Biological complexity: misfolded protein problems (Introduction)

by dhw, Saturday, September 09, 2017, 10:39 (2633 days ago) @ David Turell

DAVID's comment: (Under "Cell division DNA controls") With enough advances in research into cell division and reproduction we might be able tp solve the congenital defects like Down's syndrome, an issue dhw raised today. Again this research demonstrates how complex is our biology has to be. Not by chance.

dhw: I agree that it’s not by chance: the complexity has been built up by intelligent combinations of individual units. But the issue I raised is that your God’s designs are riddled with mistakes, and if – as you keep insisting – he is all-powerful and in full control, the logical inference has to be that these are not “mistakes” but weaknesses deliberately built into the system.
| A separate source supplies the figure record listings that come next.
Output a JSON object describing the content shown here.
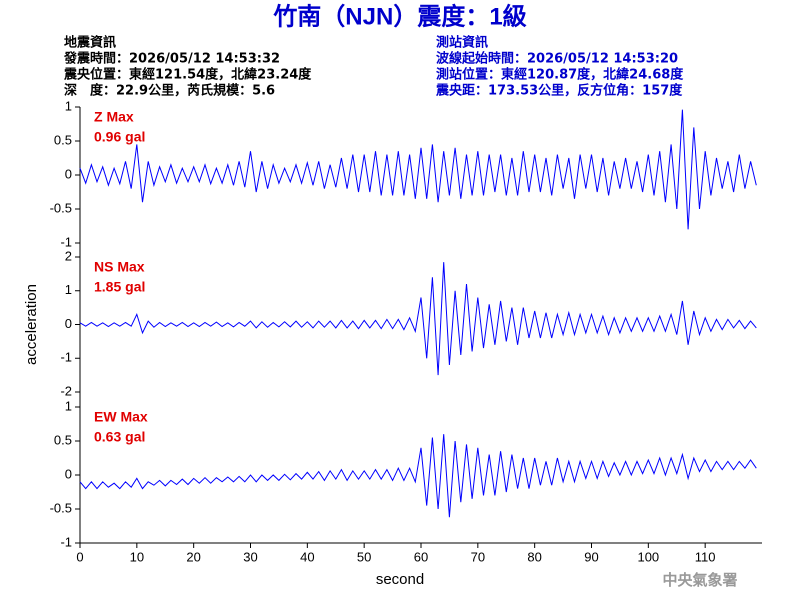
{
  "header": {
    "title": "竹南（NJN）震度：1級",
    "left": [
      "地震資訊",
      "發震時間：2026/05/12 14:53:32",
      "震央位置：東經121.54度，北緯23.24度",
      "深　度：22.9公里，芮氏規模：5.6"
    ],
    "right": [
      "測站資訊",
      "波線起始時間：2026/05/12 14:53:20",
      "測站位置：東經120.87度，北緯24.68度",
      "震央距：173.53公里，反方位角：157度"
    ],
    "watermark": "中央氣象署"
  },
  "chart_data": [
    {
      "type": "line",
      "label": "Z Max",
      "max_label": "0.96 gal",
      "color": "#0000ff",
      "xlim": [
        0,
        120
      ],
      "ylim": [
        -1,
        1
      ],
      "yticks": [
        -1,
        -0.5,
        0,
        0.5,
        1
      ],
      "x": [
        0,
        1,
        2,
        3,
        4,
        5,
        6,
        7,
        8,
        9,
        10,
        11,
        12,
        13,
        14,
        15,
        16,
        17,
        18,
        19,
        20,
        21,
        22,
        23,
        24,
        25,
        26,
        27,
        28,
        29,
        30,
        31,
        32,
        33,
        34,
        35,
        36,
        37,
        38,
        39,
        40,
        41,
        42,
        43,
        44,
        45,
        46,
        47,
        48,
        49,
        50,
        51,
        52,
        53,
        54,
        55,
        56,
        57,
        58,
        59,
        60,
        61,
        62,
        63,
        64,
        65,
        66,
        67,
        68,
        69,
        70,
        71,
        72,
        73,
        74,
        75,
        76,
        77,
        78,
        79,
        80,
        81,
        82,
        83,
        84,
        85,
        86,
        87,
        88,
        89,
        90,
        91,
        92,
        93,
        94,
        95,
        96,
        97,
        98,
        99,
        100,
        101,
        102,
        103,
        104,
        105,
        106,
        107,
        108,
        109,
        110,
        111,
        112,
        113,
        114,
        115,
        116,
        117,
        118,
        119
      ],
      "values": [
        0.1,
        -0.12,
        0.15,
        -0.1,
        0.12,
        -0.15,
        0.1,
        -0.13,
        0.2,
        -0.2,
        0.45,
        -0.4,
        0.2,
        -0.15,
        0.12,
        -0.1,
        0.15,
        -0.12,
        0.1,
        -0.1,
        0.12,
        -0.1,
        0.15,
        -0.13,
        0.1,
        -0.12,
        0.15,
        -0.15,
        0.2,
        -0.18,
        0.35,
        -0.25,
        0.2,
        -0.2,
        0.15,
        -0.12,
        0.1,
        -0.1,
        0.15,
        -0.12,
        0.18,
        -0.15,
        0.2,
        -0.2,
        0.15,
        -0.18,
        0.25,
        -0.2,
        0.3,
        -0.25,
        0.3,
        -0.25,
        0.35,
        -0.3,
        0.3,
        -0.3,
        0.35,
        -0.3,
        0.3,
        -0.35,
        0.4,
        -0.35,
        0.45,
        -0.4,
        0.35,
        -0.3,
        0.4,
        -0.35,
        0.3,
        -0.3,
        0.35,
        -0.3,
        0.3,
        -0.25,
        0.3,
        -0.3,
        0.25,
        -0.3,
        0.35,
        -0.25,
        0.3,
        -0.25,
        0.25,
        -0.3,
        0.3,
        -0.2,
        0.25,
        -0.35,
        0.3,
        -0.2,
        0.3,
        -0.25,
        0.25,
        -0.3,
        0.2,
        -0.2,
        0.25,
        -0.2,
        0.2,
        -0.25,
        0.3,
        -0.3,
        0.35,
        -0.4,
        0.45,
        -0.5,
        0.96,
        -0.8,
        0.7,
        -0.5,
        0.35,
        -0.3,
        0.25,
        -0.2,
        0.2,
        -0.25,
        0.3,
        -0.2,
        0.2,
        -0.15
      ]
    },
    {
      "type": "line",
      "label": "NS Max",
      "max_label": "1.85 gal",
      "ylabel": "acceleration",
      "color": "#0000ff",
      "xlim": [
        0,
        120
      ],
      "ylim": [
        -2,
        2
      ],
      "yticks": [
        -2,
        -1,
        0,
        1,
        2
      ],
      "x": [
        0,
        1,
        2,
        3,
        4,
        5,
        6,
        7,
        8,
        9,
        10,
        11,
        12,
        13,
        14,
        15,
        16,
        17,
        18,
        19,
        20,
        21,
        22,
        23,
        24,
        25,
        26,
        27,
        28,
        29,
        30,
        31,
        32,
        33,
        34,
        35,
        36,
        37,
        38,
        39,
        40,
        41,
        42,
        43,
        44,
        45,
        46,
        47,
        48,
        49,
        50,
        51,
        52,
        53,
        54,
        55,
        56,
        57,
        58,
        59,
        60,
        61,
        62,
        63,
        64,
        65,
        66,
        67,
        68,
        69,
        70,
        71,
        72,
        73,
        74,
        75,
        76,
        77,
        78,
        79,
        80,
        81,
        82,
        83,
        84,
        85,
        86,
        87,
        88,
        89,
        90,
        91,
        92,
        93,
        94,
        95,
        96,
        97,
        98,
        99,
        100,
        101,
        102,
        103,
        104,
        105,
        106,
        107,
        108,
        109,
        110,
        111,
        112,
        113,
        114,
        115,
        116,
        117,
        118,
        119
      ],
      "values": [
        0.05,
        -0.05,
        0.06,
        -0.05,
        0.05,
        -0.06,
        0.05,
        -0.05,
        0.06,
        -0.05,
        0.3,
        -0.25,
        0.1,
        -0.08,
        0.06,
        -0.06,
        0.05,
        -0.05,
        0.06,
        -0.06,
        0.05,
        -0.06,
        0.06,
        -0.05,
        0.07,
        -0.06,
        0.05,
        -0.07,
        0.06,
        -0.05,
        0.1,
        -0.1,
        0.08,
        -0.08,
        0.06,
        -0.07,
        0.08,
        -0.07,
        0.1,
        -0.08,
        0.08,
        -0.1,
        0.1,
        -0.08,
        0.1,
        -0.1,
        0.12,
        -0.1,
        0.1,
        -0.12,
        0.12,
        -0.1,
        0.12,
        -0.12,
        0.15,
        -0.12,
        0.15,
        -0.15,
        0.2,
        -0.2,
        0.8,
        -1.0,
        1.4,
        -1.5,
        1.85,
        -1.2,
        1.0,
        -0.9,
        1.2,
        -0.8,
        0.8,
        -0.7,
        0.6,
        -0.6,
        0.7,
        -0.5,
        0.5,
        -0.6,
        0.5,
        -0.4,
        0.4,
        -0.4,
        0.35,
        -0.4,
        0.3,
        -0.3,
        0.35,
        -0.3,
        0.3,
        -0.25,
        0.3,
        -0.25,
        0.25,
        -0.3,
        0.2,
        -0.25,
        0.2,
        -0.2,
        0.2,
        -0.2,
        0.2,
        -0.2,
        0.25,
        -0.2,
        0.3,
        -0.3,
        0.7,
        -0.6,
        0.4,
        -0.3,
        0.2,
        -0.2,
        0.15,
        -0.15,
        0.15,
        -0.1,
        0.12,
        -0.12,
        0.1,
        -0.1
      ]
    },
    {
      "type": "line",
      "label": "EW Max",
      "max_label": "0.63 gal",
      "xlabel": "second",
      "color": "#0000ff",
      "xlim": [
        0,
        120
      ],
      "ylim": [
        -1,
        1
      ],
      "yticks": [
        -1,
        -0.5,
        0,
        0.5,
        1
      ],
      "xticks": [
        0,
        10,
        20,
        30,
        40,
        50,
        60,
        70,
        80,
        90,
        100,
        110
      ],
      "x": [
        0,
        1,
        2,
        3,
        4,
        5,
        6,
        7,
        8,
        9,
        10,
        11,
        12,
        13,
        14,
        15,
        16,
        17,
        18,
        19,
        20,
        21,
        22,
        23,
        24,
        25,
        26,
        27,
        28,
        29,
        30,
        31,
        32,
        33,
        34,
        35,
        36,
        37,
        38,
        39,
        40,
        41,
        42,
        43,
        44,
        45,
        46,
        47,
        48,
        49,
        50,
        51,
        52,
        53,
        54,
        55,
        56,
        57,
        58,
        59,
        60,
        61,
        62,
        63,
        64,
        65,
        66,
        67,
        68,
        69,
        70,
        71,
        72,
        73,
        74,
        75,
        76,
        77,
        78,
        79,
        80,
        81,
        82,
        83,
        84,
        85,
        86,
        87,
        88,
        89,
        90,
        91,
        92,
        93,
        94,
        95,
        96,
        97,
        98,
        99,
        100,
        101,
        102,
        103,
        104,
        105,
        106,
        107,
        108,
        109,
        110,
        111,
        112,
        113,
        114,
        115,
        116,
        117,
        118,
        119
      ],
      "values": [
        -0.1,
        -0.2,
        -0.1,
        -0.2,
        -0.1,
        -0.18,
        -0.12,
        -0.2,
        -0.1,
        -0.18,
        -0.05,
        -0.2,
        -0.1,
        -0.15,
        -0.08,
        -0.16,
        -0.08,
        -0.14,
        -0.06,
        -0.14,
        -0.05,
        -0.12,
        -0.04,
        -0.12,
        -0.04,
        -0.1,
        -0.03,
        -0.1,
        -0.02,
        -0.1,
        0.0,
        -0.1,
        0.0,
        -0.08,
        0.0,
        -0.08,
        0.01,
        -0.07,
        0.02,
        -0.06,
        0.04,
        -0.06,
        0.05,
        -0.08,
        0.06,
        -0.06,
        0.08,
        -0.08,
        0.06,
        -0.06,
        0.06,
        -0.06,
        0.08,
        -0.06,
        0.08,
        -0.08,
        0.1,
        -0.08,
        0.1,
        -0.1,
        0.4,
        -0.45,
        0.55,
        -0.5,
        0.6,
        -0.62,
        0.5,
        -0.4,
        0.45,
        -0.35,
        0.4,
        -0.3,
        0.3,
        -0.3,
        0.35,
        -0.25,
        0.3,
        -0.2,
        0.25,
        -0.2,
        0.25,
        -0.15,
        0.2,
        -0.15,
        0.25,
        -0.1,
        0.2,
        -0.1,
        0.2,
        -0.05,
        0.2,
        -0.05,
        0.2,
        -0.02,
        0.18,
        0.0,
        0.2,
        0.0,
        0.2,
        0.02,
        0.22,
        0.02,
        0.25,
        0.0,
        0.25,
        0.02,
        0.3,
        -0.05,
        0.25,
        0.05,
        0.22,
        0.05,
        0.2,
        0.08,
        0.2,
        0.08,
        0.2,
        0.1,
        0.22,
        0.1
      ]
    }
  ]
}
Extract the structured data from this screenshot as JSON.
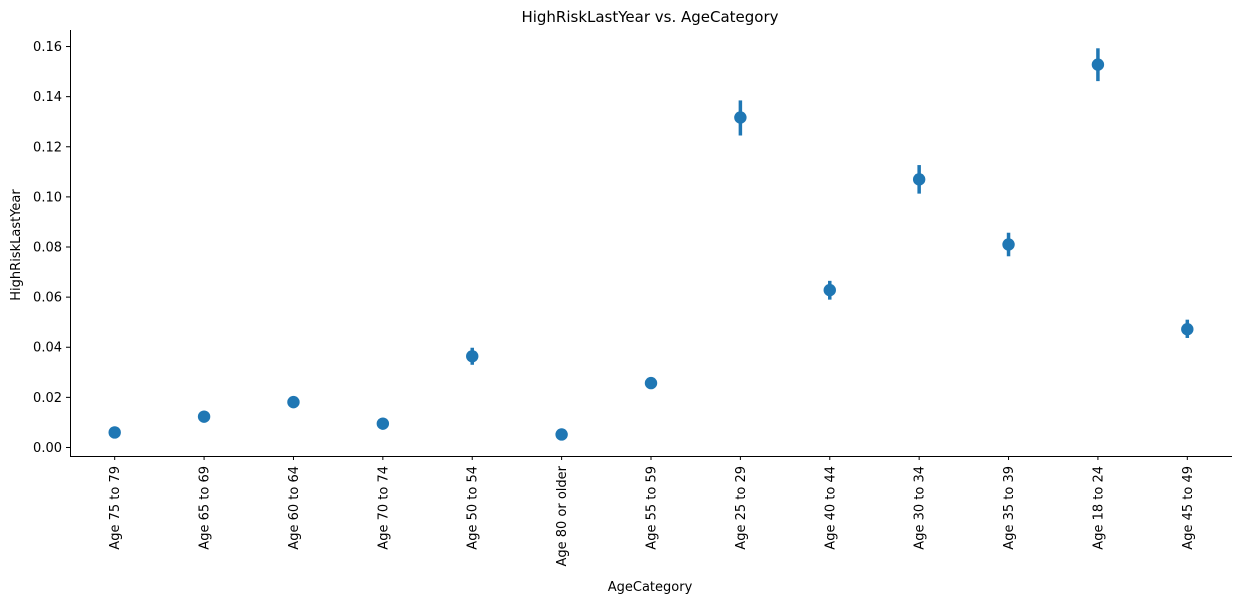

So here’s a theistic alternative: your God planned a system that would make mistakes, and he gave organisms the means to work out solutions. Some did, some didn’t. Some do, some don’t.

DAVID: Perfectly designed systems do make mistakes at times, do break down. This is our human experience, and I think that fits what we see in the genome replication at very high speed; occasional errors. By your way of thinking God should not have made the universe so dangerous, but He didn't.

I think you mean He did. I’m afraid my definition of perfection would not include a propensity for making mistakes. For someone who objects to any anthropomorphization of his God, you surprise me by arguing that since we humans make mistakes, so does God. But you have missed my point anyway, which is that your God might have deliberately devised a system that made mistakes. If we apply that approach to humans, we might perhaps agree that if every human behaved “perfectly”, and if there were no mistakes of any kind to be corrected, life might become boringly predictable.